Ever since evidence and the risks of global warming became known to the academe, a lot of suggestions and projects have been created to halt or eliminate the problem. The newest one is probably this iceberg generating machine.
Re-Freezing the Polar Ice Caps
According to a report, a team of designers hailing from Indonesia, including Faris Rajak Kotahatuhaha, Denny Lesmana Budi, and Fiera Alifa, proposed an engineering project whose final product would be a type of submarine that can ‘re-freeze’ the melting ice to create icebergs.
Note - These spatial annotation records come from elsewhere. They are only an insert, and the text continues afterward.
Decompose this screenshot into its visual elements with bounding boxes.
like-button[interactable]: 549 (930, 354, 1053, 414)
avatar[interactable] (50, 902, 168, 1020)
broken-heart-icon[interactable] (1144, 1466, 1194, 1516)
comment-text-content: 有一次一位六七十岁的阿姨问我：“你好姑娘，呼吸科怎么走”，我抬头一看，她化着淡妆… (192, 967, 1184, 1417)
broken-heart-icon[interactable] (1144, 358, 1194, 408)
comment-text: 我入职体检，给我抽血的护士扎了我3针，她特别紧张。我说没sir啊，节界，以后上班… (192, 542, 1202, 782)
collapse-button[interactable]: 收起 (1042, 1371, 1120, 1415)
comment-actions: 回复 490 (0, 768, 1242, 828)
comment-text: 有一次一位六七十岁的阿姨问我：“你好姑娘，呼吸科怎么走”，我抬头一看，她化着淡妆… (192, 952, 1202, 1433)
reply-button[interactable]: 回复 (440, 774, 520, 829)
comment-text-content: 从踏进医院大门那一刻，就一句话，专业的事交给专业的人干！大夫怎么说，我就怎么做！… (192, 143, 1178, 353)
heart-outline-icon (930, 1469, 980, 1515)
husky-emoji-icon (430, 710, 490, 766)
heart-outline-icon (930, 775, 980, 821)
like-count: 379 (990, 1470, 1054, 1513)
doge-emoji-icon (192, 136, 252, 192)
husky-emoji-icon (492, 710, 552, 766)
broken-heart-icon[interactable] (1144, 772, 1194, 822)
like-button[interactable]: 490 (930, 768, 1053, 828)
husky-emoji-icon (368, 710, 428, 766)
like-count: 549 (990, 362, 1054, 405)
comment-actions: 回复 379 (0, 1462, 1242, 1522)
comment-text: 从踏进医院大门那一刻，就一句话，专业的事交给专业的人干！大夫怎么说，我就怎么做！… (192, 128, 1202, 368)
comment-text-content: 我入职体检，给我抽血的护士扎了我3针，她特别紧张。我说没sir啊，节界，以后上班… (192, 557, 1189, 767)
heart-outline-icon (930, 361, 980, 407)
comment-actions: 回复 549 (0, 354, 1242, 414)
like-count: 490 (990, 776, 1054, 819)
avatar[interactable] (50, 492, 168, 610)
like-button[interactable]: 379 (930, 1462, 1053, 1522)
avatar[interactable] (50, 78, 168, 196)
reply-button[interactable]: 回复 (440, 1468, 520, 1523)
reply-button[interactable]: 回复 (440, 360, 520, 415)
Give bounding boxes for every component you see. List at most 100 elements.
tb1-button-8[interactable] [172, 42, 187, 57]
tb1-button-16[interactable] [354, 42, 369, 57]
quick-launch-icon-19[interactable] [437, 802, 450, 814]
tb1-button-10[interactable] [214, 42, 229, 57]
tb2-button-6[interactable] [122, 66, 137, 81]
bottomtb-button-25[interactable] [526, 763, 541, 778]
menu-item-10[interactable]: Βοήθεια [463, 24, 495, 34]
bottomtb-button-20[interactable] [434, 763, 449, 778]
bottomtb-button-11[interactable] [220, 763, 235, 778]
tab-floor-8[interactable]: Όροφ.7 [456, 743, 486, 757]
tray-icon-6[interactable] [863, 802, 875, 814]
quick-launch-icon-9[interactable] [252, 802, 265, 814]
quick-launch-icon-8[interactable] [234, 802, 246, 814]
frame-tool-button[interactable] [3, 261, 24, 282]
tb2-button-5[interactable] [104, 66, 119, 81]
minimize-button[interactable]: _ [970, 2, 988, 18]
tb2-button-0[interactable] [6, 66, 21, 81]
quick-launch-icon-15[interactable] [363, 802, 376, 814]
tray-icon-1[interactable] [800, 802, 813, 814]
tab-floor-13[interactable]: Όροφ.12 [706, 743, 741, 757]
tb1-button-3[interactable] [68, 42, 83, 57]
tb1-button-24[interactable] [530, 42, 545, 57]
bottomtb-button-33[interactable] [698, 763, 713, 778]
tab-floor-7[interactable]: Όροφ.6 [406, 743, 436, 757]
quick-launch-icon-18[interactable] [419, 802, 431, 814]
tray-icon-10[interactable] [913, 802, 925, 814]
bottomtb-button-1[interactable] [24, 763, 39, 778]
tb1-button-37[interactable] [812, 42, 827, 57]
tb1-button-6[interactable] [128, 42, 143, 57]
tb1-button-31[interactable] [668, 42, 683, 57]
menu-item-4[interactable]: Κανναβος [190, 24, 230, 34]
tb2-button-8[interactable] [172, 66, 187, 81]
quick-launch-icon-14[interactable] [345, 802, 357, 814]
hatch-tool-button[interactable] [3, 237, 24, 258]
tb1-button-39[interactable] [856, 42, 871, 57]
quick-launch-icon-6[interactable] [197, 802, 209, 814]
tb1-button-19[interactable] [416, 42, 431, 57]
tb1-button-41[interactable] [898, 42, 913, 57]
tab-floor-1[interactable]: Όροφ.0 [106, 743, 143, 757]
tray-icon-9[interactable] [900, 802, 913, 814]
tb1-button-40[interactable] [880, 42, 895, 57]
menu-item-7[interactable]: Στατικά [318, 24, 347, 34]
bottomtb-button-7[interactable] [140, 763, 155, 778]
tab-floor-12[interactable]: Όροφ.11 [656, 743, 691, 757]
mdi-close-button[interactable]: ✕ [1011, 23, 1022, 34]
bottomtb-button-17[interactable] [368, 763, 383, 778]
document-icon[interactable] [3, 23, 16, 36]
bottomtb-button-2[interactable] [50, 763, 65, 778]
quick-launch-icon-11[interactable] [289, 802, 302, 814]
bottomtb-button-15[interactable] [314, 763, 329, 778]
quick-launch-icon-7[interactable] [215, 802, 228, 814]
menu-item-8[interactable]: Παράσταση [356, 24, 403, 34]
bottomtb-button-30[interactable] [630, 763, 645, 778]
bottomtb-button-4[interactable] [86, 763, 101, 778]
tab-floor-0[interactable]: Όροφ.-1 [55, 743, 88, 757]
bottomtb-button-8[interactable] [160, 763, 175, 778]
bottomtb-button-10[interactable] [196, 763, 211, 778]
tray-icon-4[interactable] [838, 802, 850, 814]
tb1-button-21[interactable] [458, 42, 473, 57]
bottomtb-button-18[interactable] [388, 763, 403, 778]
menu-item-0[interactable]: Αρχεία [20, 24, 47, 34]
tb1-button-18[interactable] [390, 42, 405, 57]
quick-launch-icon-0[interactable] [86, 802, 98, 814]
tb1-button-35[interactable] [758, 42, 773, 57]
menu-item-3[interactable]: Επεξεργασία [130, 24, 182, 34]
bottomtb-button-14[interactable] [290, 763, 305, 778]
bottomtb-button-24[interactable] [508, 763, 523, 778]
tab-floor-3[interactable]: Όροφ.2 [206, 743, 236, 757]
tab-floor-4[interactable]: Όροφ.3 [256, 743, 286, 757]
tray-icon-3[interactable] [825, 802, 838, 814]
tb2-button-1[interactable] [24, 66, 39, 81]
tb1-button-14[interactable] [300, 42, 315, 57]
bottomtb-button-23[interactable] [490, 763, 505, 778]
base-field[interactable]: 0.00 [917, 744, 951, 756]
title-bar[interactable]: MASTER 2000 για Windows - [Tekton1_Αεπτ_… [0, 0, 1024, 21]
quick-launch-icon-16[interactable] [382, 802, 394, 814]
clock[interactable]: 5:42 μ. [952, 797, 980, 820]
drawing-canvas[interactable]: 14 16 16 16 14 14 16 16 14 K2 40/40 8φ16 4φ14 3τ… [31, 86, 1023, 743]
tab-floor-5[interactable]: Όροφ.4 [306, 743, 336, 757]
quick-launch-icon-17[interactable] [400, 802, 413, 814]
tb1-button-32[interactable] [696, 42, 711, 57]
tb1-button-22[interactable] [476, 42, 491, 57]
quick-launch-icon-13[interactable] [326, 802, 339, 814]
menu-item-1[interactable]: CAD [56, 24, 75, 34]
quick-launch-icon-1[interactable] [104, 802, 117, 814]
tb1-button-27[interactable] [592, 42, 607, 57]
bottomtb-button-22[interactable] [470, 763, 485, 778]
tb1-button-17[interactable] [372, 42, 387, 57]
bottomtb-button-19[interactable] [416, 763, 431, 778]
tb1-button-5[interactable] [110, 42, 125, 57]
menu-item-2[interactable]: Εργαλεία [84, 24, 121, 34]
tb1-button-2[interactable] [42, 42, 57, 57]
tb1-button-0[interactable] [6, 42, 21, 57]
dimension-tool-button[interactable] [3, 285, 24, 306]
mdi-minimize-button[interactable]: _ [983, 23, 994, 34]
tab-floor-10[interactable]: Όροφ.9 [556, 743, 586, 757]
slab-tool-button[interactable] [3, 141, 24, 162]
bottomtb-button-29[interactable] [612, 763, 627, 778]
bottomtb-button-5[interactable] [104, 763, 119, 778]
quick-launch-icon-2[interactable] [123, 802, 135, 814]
Doing this on a large enough scale, they hoped, would be able to control the developing situation at the poles.
The concept of the project was presented through a video submitted to a contest hosted by the Association of Siamese Architects. Aside from just proposing quite an interesting idea alone, they have also taken up second place in the competition.
Simple Design
For the nearly insurmountable task that the project is aiming to resolve, the entirety of the idea is rather simple.
The submarine’s shape is designed like a hexagonal water tank that can submerge itself and fill the internal bays with melted polar ice water. Within the submarine is a complicated series of machinery that can desalinate the contained water. When the water is completely pure, it is taken to be re-frozen. When the freezing process is completed, the machine re-surfaced, released the newly reformed block of hexagonal ice water. Then dived down and restarted the entire process.
If you can imagine an entire fleet of such machines that constantly go up and down constantly pumping out ice blocks, it seems like quite a good idea. But some experts on the topic don’t exactly think so.
Criticisms
According to experts, the entirety of the project could only serve to exacerbate the process if there are fossil fuels involved. With such an industrial scale of operation, using gas or oil is, at this moment, the only option that it's got. But since they’re the chief culprit behind the entire trend, it’s understandable why the project’s being lambasted.
However, if the designers found a way to incorporate clean, renewable energy sources to the project, it could be a great weapon to combat global warming.
In fact, according to Mark Serreze, the director of the National Snow and Ice Data Centre in Boulder and part of the University of Colorado. If the new icebergs could reach a certain size, they could help to curb the rise of the global sea level by increasing the Earth’s albedo. This can help the planet to reflect solar radiation back into space with greater efficiency. Solar radiation is the thing that causes the rise in global temperature.
But having a greater number of icebergs on the water, he said, wouldn’t really affect the sea level in any direct, meaningful way unless they can find their way to land.
"Just A Band-Aid"
The entire submarine is a temporary fix, as well, similar to the band-aid instead of an actual medicine or treatment. Now the main problem is greenhouse gases that we generate by tonnages on a daily basis. This is the problem we need to address to ‘cure’ the planet and to pave the way for any rectification projects at all to work smoothly.